Если бы во время одного из наших беззаботных разговоров случайно не выяснилось, что она была крещена, я бы не знала, считать ли ее христианкой. Я ни разу не слышала от нее ни одного слова о религии. Если бы я лучше знала свет, это особенное пренебрежение или антипатия не удивили бы меня так сильно.

Страхи нервозных людей заразительны, и люди схожего темперамента через некоторое время непременно начинают им подражать. Я позаимствовала у Кармиллы привычку запирать дверь спальни. Переняв ее причудливые опасения, я стала бояться вторжения ночных взломщиков или убийц. По ее примеру я обыскивала комнату, дабы убедиться, что нигде не затаился убийца или грабитель.

Приняв эти мудрые меры предосторожности, я ложилась в постель и засыпала всегда при свете. Это была очень давняя привычка, и ничто не могло побудить меня от нее отказаться.

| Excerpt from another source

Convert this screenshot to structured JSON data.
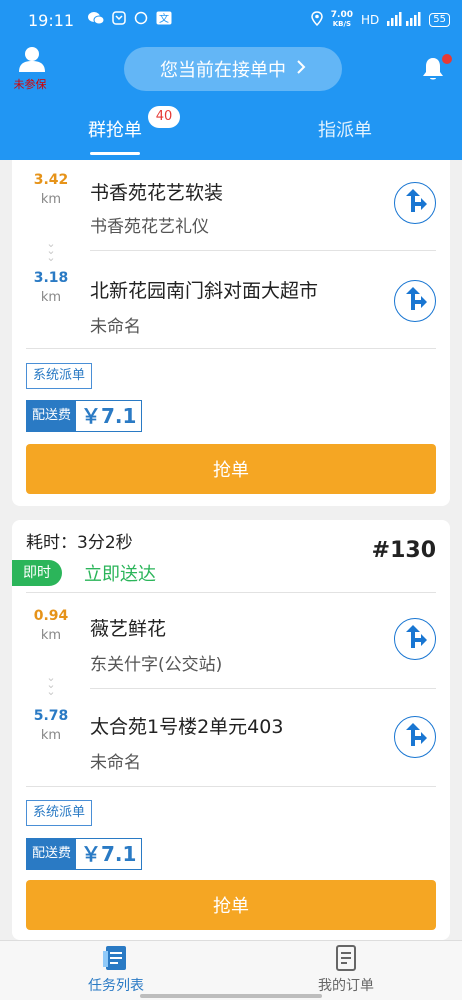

В такой твердыне я могла спокойно отдыхать. Но сны проходят через каменные стены, освещают темные комнаты и затемняют светлые, а их персонажи свои выходы на сцену и уходы с нее совершают как им вздумается и смеются над дверными замками.

Этой ночью я видела сон, который стал началом очень странной болезни.

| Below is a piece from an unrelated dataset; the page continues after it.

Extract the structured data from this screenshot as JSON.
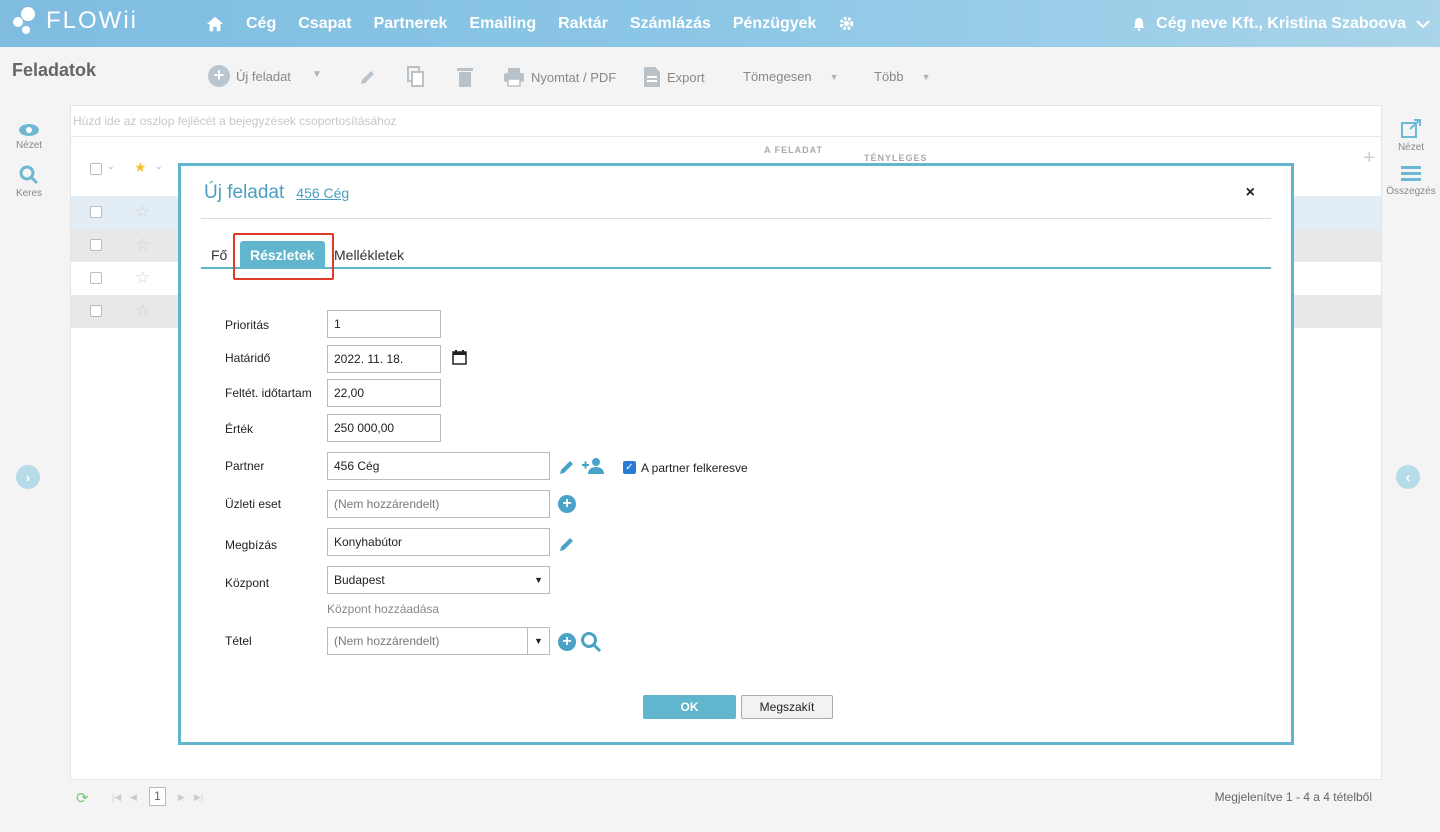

Я не могу назвать этот сон кошмаром, так как я ясно сознавала, что сплю. В то же время я понимала, что нахожусь в своей комнате и лежу в постели, как и было наяву. Я видела, или мне казалось, что вижу, комнату и мебель в ней в точности такими, как перед сном, только было очень темно. И тут я заметила, как у подножия кровати что-то мелькнуло – что именно, я различить не могла. Но скоро я разглядела, что это было черное, как сажа, животное, напоминающее громадного кота. Длиной оно было четыре-пять футов. Так я решила, когда обнаружилось, что это существо размерами не уступает каминному коврику. Животное продолжало ходить взад-вперед с гибкой и зловещей неугомонностью зверя в клетке. Кричать я не могла, хотя, как вы можете предположить, была испугана. Шаги зверя становились все быстрее, а в комнате стремительно темнело и наконец стало так темно, что я больше не различала ничего, кроме его глаз. Я почувствовала, как животное легко вспрыгнуло на кровать. Пара больших глаз приблизилась к моему лицу, и внезапно я ощутила жгучую боль, как будто две большие иглы, на расстоянии дюйма или двух одна от другой, вонзились мне в грудь. Я с криком проснулась. В комнате всю ночь горела свеча, и я увидела женскую фигуру, стоявшую в ногах кровати немного справа. Фигура была в темном свободном одеянии, распущенные волосы закрывали плечи. Она стояла как каменная: ни малейшего движения, ни дыхания. Пока я смотрела на нее, фигура каким-то образом переместилась ближе к двери; затем дверь открылась и она вышла.

Вместе с чувством облегчения ко мне вернулась способность дышать и двигаться. Моя первая мысль была, что это Кармилла вздумала подшутить надо мной и что я забыла запереть дверь своей комнаты. Я поспешила к двери и обнаружила, что она закрыта, как обычно, изнутри. Выглянуть наружу я побоялась – меня охватил самый настоящий ужас. Я кинулась в постель, накрыла голову одеялом и ни жива ни мертва пролежала до утра.